Nel noleggio lungo termine il tema non è solo quanti chilometri inserire all’inizio, ma cosa succede quando il cliente ne percorre meno di quelli previsti. Il sotto-utilizzo del contratto può avere un impatto economico reale, ma solo se viene letto con metodo: distinguendo franchigia chilometrica, conguaglio km e canone, verificando la posizione del veicolo prima della scadenza e decidendo se rinegoziare durata o percorrenza in tempo utile. Per concessionarie, broker e operatori NLT, questa fase è anche un momento commerciale: aiuta a prevenire contestazioni, a gestire correttamente la chiusura e a preparare un rinnovo o una nuova proposta più coerente con l’uso effettivo.
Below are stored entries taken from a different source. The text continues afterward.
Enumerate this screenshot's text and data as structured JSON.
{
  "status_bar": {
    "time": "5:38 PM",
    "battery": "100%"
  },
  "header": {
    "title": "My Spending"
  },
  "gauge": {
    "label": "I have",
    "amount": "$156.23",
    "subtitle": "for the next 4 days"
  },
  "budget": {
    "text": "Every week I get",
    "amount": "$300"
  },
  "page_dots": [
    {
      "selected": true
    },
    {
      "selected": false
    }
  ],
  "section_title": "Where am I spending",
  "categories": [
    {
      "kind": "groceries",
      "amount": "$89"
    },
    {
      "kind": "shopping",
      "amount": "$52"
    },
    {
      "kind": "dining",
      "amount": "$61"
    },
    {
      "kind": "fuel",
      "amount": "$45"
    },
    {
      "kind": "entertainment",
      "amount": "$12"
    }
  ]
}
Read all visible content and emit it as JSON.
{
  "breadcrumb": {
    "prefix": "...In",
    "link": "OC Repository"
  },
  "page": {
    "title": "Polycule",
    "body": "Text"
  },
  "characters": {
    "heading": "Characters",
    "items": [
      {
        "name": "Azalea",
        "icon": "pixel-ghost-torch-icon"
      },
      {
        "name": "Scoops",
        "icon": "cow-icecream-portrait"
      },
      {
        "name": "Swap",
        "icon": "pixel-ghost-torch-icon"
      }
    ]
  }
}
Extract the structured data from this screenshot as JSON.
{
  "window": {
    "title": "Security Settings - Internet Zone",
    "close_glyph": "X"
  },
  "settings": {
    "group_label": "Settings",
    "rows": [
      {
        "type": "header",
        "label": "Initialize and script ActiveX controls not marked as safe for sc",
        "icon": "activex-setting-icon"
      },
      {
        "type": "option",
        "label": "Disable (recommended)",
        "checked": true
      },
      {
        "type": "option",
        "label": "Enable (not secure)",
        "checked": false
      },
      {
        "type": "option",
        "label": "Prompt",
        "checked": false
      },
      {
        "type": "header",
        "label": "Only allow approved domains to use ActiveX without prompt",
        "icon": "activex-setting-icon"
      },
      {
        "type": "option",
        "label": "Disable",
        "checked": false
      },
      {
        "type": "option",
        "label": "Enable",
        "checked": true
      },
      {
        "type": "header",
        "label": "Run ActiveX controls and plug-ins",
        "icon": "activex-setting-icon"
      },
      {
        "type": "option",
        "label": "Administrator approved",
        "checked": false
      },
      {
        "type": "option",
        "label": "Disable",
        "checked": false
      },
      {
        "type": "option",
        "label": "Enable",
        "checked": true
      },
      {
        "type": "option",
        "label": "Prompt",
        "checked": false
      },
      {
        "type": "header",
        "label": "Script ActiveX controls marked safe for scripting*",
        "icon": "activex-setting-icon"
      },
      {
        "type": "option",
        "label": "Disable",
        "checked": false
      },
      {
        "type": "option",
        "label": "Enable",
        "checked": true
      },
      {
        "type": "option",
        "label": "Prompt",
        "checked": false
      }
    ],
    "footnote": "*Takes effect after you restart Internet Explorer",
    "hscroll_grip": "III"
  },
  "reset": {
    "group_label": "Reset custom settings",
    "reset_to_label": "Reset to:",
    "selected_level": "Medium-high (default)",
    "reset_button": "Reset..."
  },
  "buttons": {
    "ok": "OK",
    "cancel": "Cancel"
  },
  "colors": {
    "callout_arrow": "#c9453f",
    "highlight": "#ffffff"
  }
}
1. Sotto-km: perché conta davvero per chi vende e gestisce NLT
Il sotto-utilizzo non è un dettaglio amministrativo: è un segnale operativo. Se il cliente sta percorrendo meno km del previsto, il contratto può arrivare a fine ciclo con una situazione diversa da quella stimata in fase di proposta. Questo cambia il modo in cui si gestiscono aspettative, riconsegna e possibile riassetto dell’offerta.
Per concessionarie e broker, il punto non è interpretare il dato in modo isolato, ma leggere la distanza tra chilometraggio previsto e chilometraggio effettivo. In questa prospettiva, il contratto non è statico: quando il sottoutilizzo è evidente e c’è ancora tempo utile, vale la pena verificare se esistono margini per rinegoziare prima della scadenza, invece di arrivare al solo conteggio finale.
- Sotto-km = chilometri effettivi inferiori a quelli coperti dal contratto.